Opini Rusman Madjulekka
IAS Reborn
Aco masih sangat layak menjadi aktor dalam parpol di usia 56 tahun. Seperti Nimatullah Erbe (56), Taufan Pawe (56), Rusdi Masse (48), Irwan Aras (46).
Kemampuan Aco melompati satu generasi di atasnya juga tergambar saat menjadi wali kota periode pertama. Beberapa tokoh menyebutnya anak ingusan.
Prof Idrus Paturusi ketika itu sempat menyebut Aco dengan "anak kecil jadi wali kota bisa buat apa?". Tapi semua itu dijawab dengan karya. Lalu menang mutlak di periode keduanya (2009).

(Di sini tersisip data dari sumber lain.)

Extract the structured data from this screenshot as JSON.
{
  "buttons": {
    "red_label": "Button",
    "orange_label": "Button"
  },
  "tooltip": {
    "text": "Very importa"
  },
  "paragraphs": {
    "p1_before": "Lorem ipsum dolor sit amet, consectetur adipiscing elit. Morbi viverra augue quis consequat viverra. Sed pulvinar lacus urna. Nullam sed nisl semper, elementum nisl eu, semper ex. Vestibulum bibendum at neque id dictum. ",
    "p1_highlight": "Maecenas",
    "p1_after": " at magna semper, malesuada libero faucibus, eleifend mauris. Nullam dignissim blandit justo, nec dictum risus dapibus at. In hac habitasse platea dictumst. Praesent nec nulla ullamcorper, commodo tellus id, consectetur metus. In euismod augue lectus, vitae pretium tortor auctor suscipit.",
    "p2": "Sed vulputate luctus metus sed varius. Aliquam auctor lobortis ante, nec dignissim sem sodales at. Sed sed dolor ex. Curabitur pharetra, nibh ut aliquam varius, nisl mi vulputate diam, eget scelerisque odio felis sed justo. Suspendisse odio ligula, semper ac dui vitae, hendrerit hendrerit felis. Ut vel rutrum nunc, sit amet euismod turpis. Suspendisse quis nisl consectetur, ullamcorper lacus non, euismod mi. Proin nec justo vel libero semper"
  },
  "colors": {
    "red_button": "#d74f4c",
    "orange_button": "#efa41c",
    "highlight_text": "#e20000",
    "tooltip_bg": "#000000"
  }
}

Lalu, ketika ada yang membelah struktur arus politik menjadi dua generasi; yang saatnya menjadi aktor dalam parpol dan saatnya menjadi pengayom bagi para aktor politik itu, maka sesungguhnya Aco berada di dua generasi itu.
Karena lompatan karier politiknya, Aco masih sangat layak menjadi aktor dalam parpol di usia 56 tahun. Seperti Nimatullah Erbe (56), Taufan Pawe (56), Rusdi Masse (48), Irwan Aras (46).
Karena lompatan itu pula, secara kualitatif Aco berada di level generasi pengayom parpol. Patahan karier selama 5 tahun karena tersandung kasus hukum, tidak mengurangi kediiterimaan di dua level arus politik ini.
Nurmal Idrus, Pengamat Politik, menyimpulkan itu terjadi karena persepsi publik Sulsel menempatkan Aco sebagai orang terzalimi di kasus itu.
Lalu, khusus terkait rivalitas di internal Demokrat, mendorong Aco mengurungkan niatnya merebut kembali kursi ketua Demokrat dengan menempatkannya sebagai tokoh yang sudah lewat eranya, beraroma upaya menutupi kekurangan kepemimpinan yang sedang berjalan! Berniat menjegal Aco Rebound!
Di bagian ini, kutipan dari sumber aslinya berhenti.